Nel frattempo, Arabia Saudita ed Emirati Arabi Uniti — un tempo colonne finanziarie del Pakistan — si stanno orientando verso l’India, incrementando gli investimenti nel Corridoio Economico India-Medio Oriente-Europa (Imec) e aggravando l’isolamento di Islamabad. In questo contesto, l’attentato di Pahalgam appare calcolato: ha colpito solo uomini indù, risparmiando donne e bambini, con un modus operandi che ricorda quello di Hamas negli attacchi del 7 ottobre contro Israele. L’obiettivo era personalizzare l’orrore, provocare rabbia senza però scatenare la condanna globale che avrebbe generato l’uccisione di donne e minori. Uccisioni mirate, inoltre, evitano vittime musulmane o kashmire, nella speranza di non alienarsi il sostegno di queste comunità.

Non si è trattato solo di un attacco alla pace in Kashmir. È stata una provocazione diretta: un tentativo di trascinare l’India in un confronto militare con il Pakistan e di destabilizzarla internamente, alimentando tensioni hindu-musulmane proprio mentre i musulmani indiani protestavano contro l’approvazione della legge sul Waqf.

Ma la strategia degli attentatori si è rivelata fallimentare. Invece di divisione, l’attacco ha generato un’inedita unità in tutta l’India. Leader dell’opposizione, compreso Asaduddin Owaisi — critico serrato del governo Modi — hanno condannato il massacro con fermezza. Owaisi ha persino invitato i musulmani a lutti pubblici e chiesto che il Pakistan sia ritenuto responsabile.

In tutto lo spettro politico e religioso, i musulmani indiani hanno respinto la narrativa dei terroristi. Contrariamente a quanto speravano gli attentatori, non si è registrata alcuna reazione comunitaria su larga scala, ma una determinata volontà collettiva di restare uniti.

Resta però una domanda cruciale: il generale Munir ha agito solo per rispondere alle pressioni interne dovute alla crisi del Pakistan, o è stato spinto verso l’escalation da attori esterni con interessi strategici globali?

La risposta è determinante. Negli ultimi dieci anni, l’India è diventata un polo di attrazione per gli investimenti internazionali, proprio mentre la Cina perdeva terreno sulla scena globale. Aziende come Apple stanno spostando le proprie catene di fornitura verso l’India. Con l’instabilità in Bangladesh, anche il suo settore manifatturiero si sta orientando verso India e Vietnam. Le nuove guerre commerciali lanciate dal presidente Trump stanno ridefinendo la geopolitica economica, e l’India si impone come alternativa strategica alla Cina per la produzione e come mercato chiave per Stati Uniti ed Europa.

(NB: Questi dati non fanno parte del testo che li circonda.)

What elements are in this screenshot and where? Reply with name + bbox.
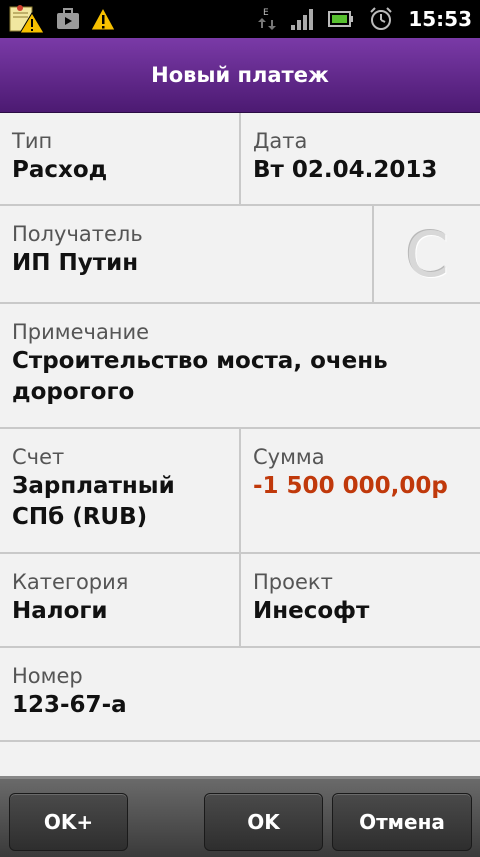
number-value: 123-67-а — [12, 692, 127, 718]
note-field[interactable]: Примечание Строительство моста, очень до… — [0, 304, 480, 427]
date-value: Вт 02.04.2013 — [253, 157, 438, 183]
title-bar: Новый платеж — [0, 38, 480, 113]
status-bar: E 15:53 — [0, 0, 480, 38]
alarm-icon — [370, 7, 393, 30]
number-field[interactable]: Номер 123-67-а — [0, 648, 480, 740]
form-row-number: Номер 123-67-а — [0, 648, 480, 742]
project-value: Инесофт — [253, 598, 370, 624]
amount-label: Сумма — [253, 445, 325, 469]
recipient-value: ИП Путин — [12, 250, 139, 276]
form-row-category-project: Категория Налоги Проект Инесофт — [0, 554, 480, 648]
page-title: Новый платеж — [151, 63, 329, 87]
contact-icon: C — [405, 217, 449, 291]
amount-value: -1 500 000,00р — [253, 473, 448, 499]
type-field[interactable]: Тип Расход — [0, 113, 241, 204]
note-value: Строительство моста, очень дорогого — [12, 348, 388, 405]
form-row-account-amount: Счет Зарплатный СПб (RUB) Сумма -1 500 0… — [0, 429, 480, 554]
battery-icon — [328, 11, 354, 27]
recipient-field[interactable]: Получатель ИП Путин — [0, 206, 374, 302]
project-label: Проект — [253, 570, 333, 594]
signal-icon — [291, 9, 314, 30]
project-field[interactable]: Проект Инесофт — [241, 554, 480, 646]
date-label: Дата — [253, 129, 308, 153]
amount-field[interactable]: Сумма -1 500 000,00р — [241, 429, 480, 552]
recipient-label: Получатель — [12, 222, 143, 246]
form-row-note: Примечание Строительство моста, очень до… — [0, 304, 480, 429]
briefcase-icon — [57, 8, 79, 29]
warning-icon — [90, 7, 116, 31]
button-bar: OK+ OK Отмена — [0, 776, 480, 857]
data-arrows-icon: E — [258, 8, 277, 30]
type-label: Тип — [12, 129, 53, 153]
category-field[interactable]: Категория Налоги — [0, 554, 241, 646]
ok-button[interactable]: OK — [204, 793, 323, 851]
account-label: Счет — [12, 445, 65, 469]
note-label: Примечание — [12, 320, 150, 344]
payment-form: Тип Расход Дата Вт 02.04.2013 Получатель… — [0, 113, 480, 742]
number-label: Номер — [12, 664, 83, 688]
account-value: Зарплатный СПб (RUB) — [12, 473, 175, 530]
note-warning-icon — [9, 5, 45, 34]
form-row-recipient: Получатель ИП Путин C — [0, 206, 480, 304]
account-field[interactable]: Счет Зарплатный СПб (RUB) — [0, 429, 241, 552]
cancel-button[interactable]: Отмена — [332, 793, 472, 851]
date-field[interactable]: Дата Вт 02.04.2013 — [241, 113, 480, 204]
status-time: 15:53 — [408, 7, 472, 31]
category-label: Категория — [12, 570, 129, 594]
network-type: E — [263, 8, 269, 18]
category-value: Налоги — [12, 598, 108, 624]
contact-picker-button[interactable]: C — [374, 206, 480, 302]
form-row-type-date: Тип Расход Дата Вт 02.04.2013 — [0, 113, 480, 206]
ok-plus-button[interactable]: OK+ — [9, 793, 128, 851]
type-value: Расход — [12, 157, 108, 183]
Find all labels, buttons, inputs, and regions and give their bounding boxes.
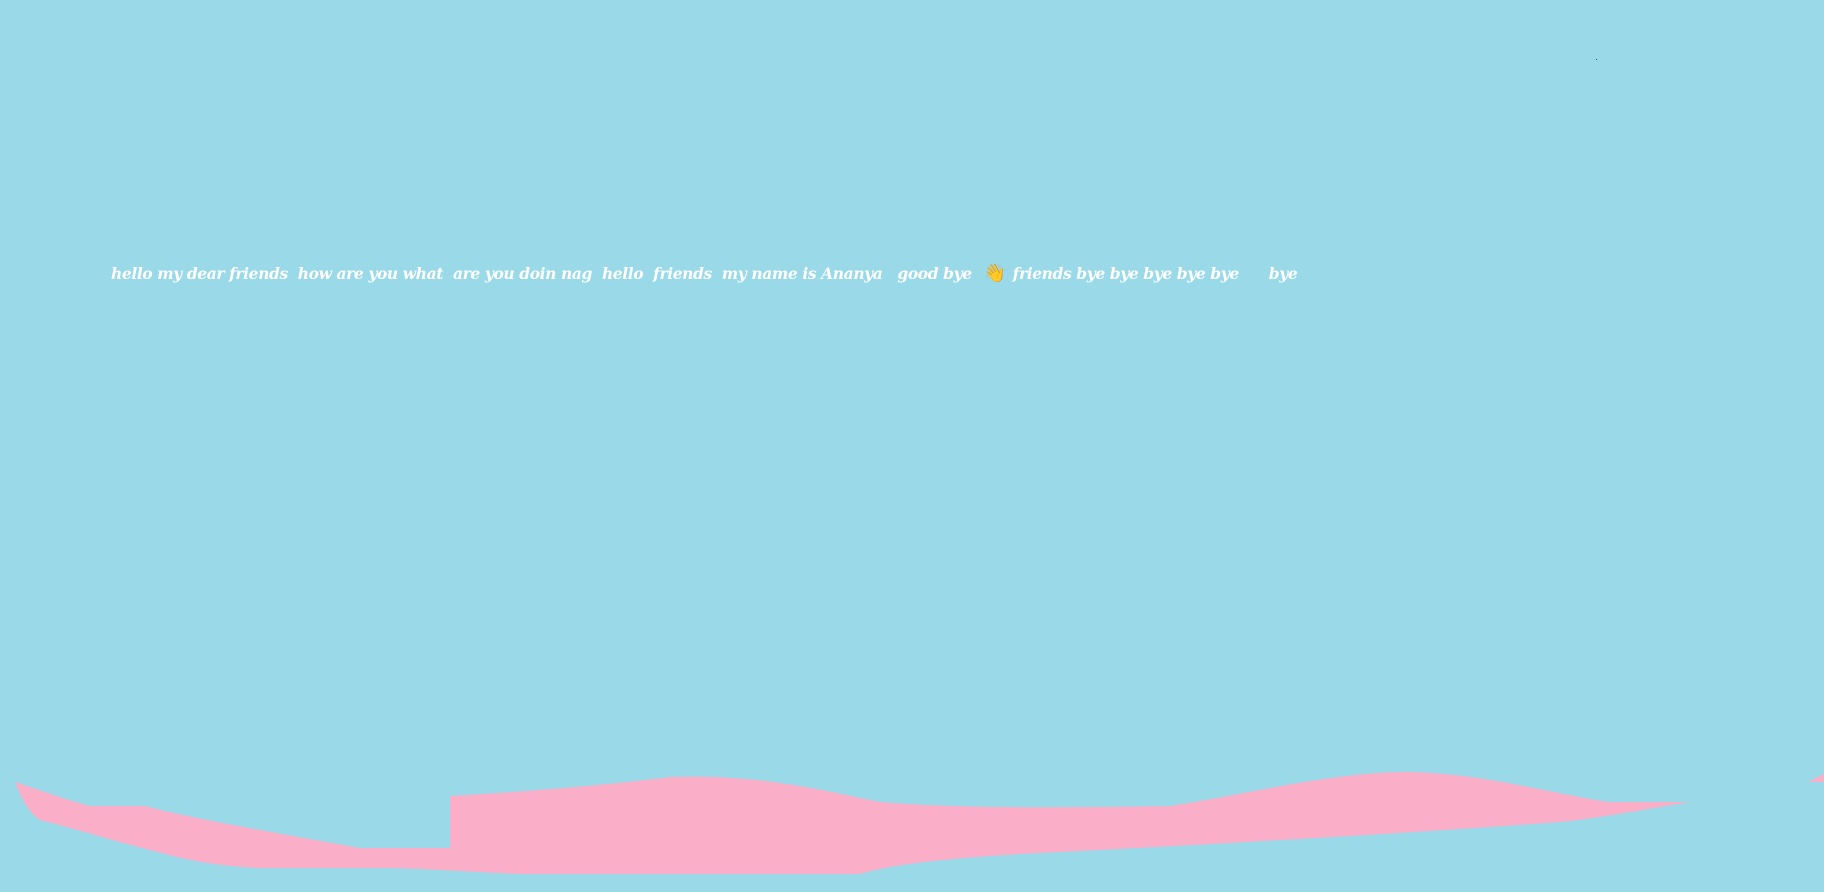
pink-wave-edge-right [1808,774,1824,782]
message-text-part-2: friends bye bye bye bye bye bye [1007,264,1298,283]
pink-wave-shape [15,772,1824,874]
tiny-dot [1596,59,1597,60]
message-text: hello my dear friends how are you what a… [111,262,1298,286]
waving-hand-icon: 👋 [983,263,1006,284]
pink-wave-path [15,772,1690,874]
page-canvas: hello my dear friends how are you what a… [0,0,1824,892]
message-text-part-1: hello my dear friends how are you what a… [111,264,982,283]
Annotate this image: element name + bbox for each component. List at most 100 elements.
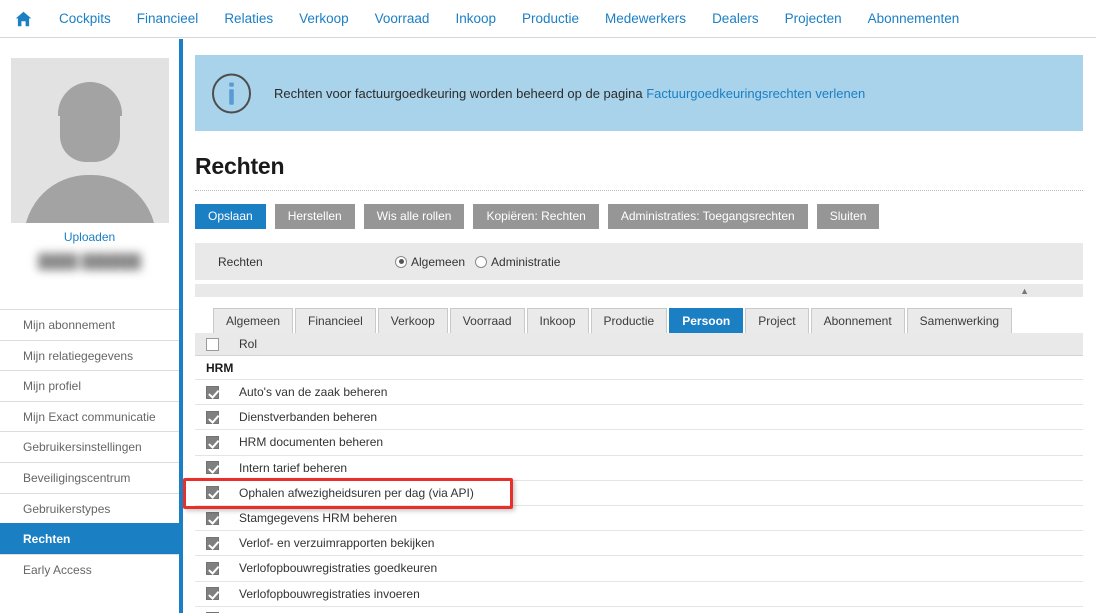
radio-indicator[interactable]	[475, 255, 488, 268]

La Casa Bianca di Trump ha apertamente dichiarato di voler privilegiare accordi commerciali con alleati asiatici in grado di contenere Pechino, come India, Vietnam e Corea del Sud.

Un conflitto armato tra India e Pakistan — due potenze nucleari — sconvolgerebbe le catene di approvvigionamento globali, spaventerebbe gli investitori e rallenterebbe l’ascesa dell’India. Produrrebbe quel tipo di caos che avvantaggerebbe attori come Pechino, Teheran o Ankara, ostili all’emergere dell’India. Una terza guerra in Asia, dopo quelle in Europa e in Medio Oriente, metterebbe a dura prova la capacità delle potenze globali di contenere la Cina, offrendo a quest’ultima un vantaggio strategico e momentaneamente eliminando l’India come valida alternativa.

Il Pakistan, con poco da perdere, potrebbe agire in modo sempre più avventato. Ma per l’India, la posta in gioco è molto più alta. Il governo deve calibrare con precisione la propria risposta: punire i responsabili senza cadere nella trappola strategica che è stata tesa.

La resilienza dell’India è messa alla prova — non solo dal terrorismo, ma da un gioco molto più ampio che si sta dispiegando sullo scacchiere globale.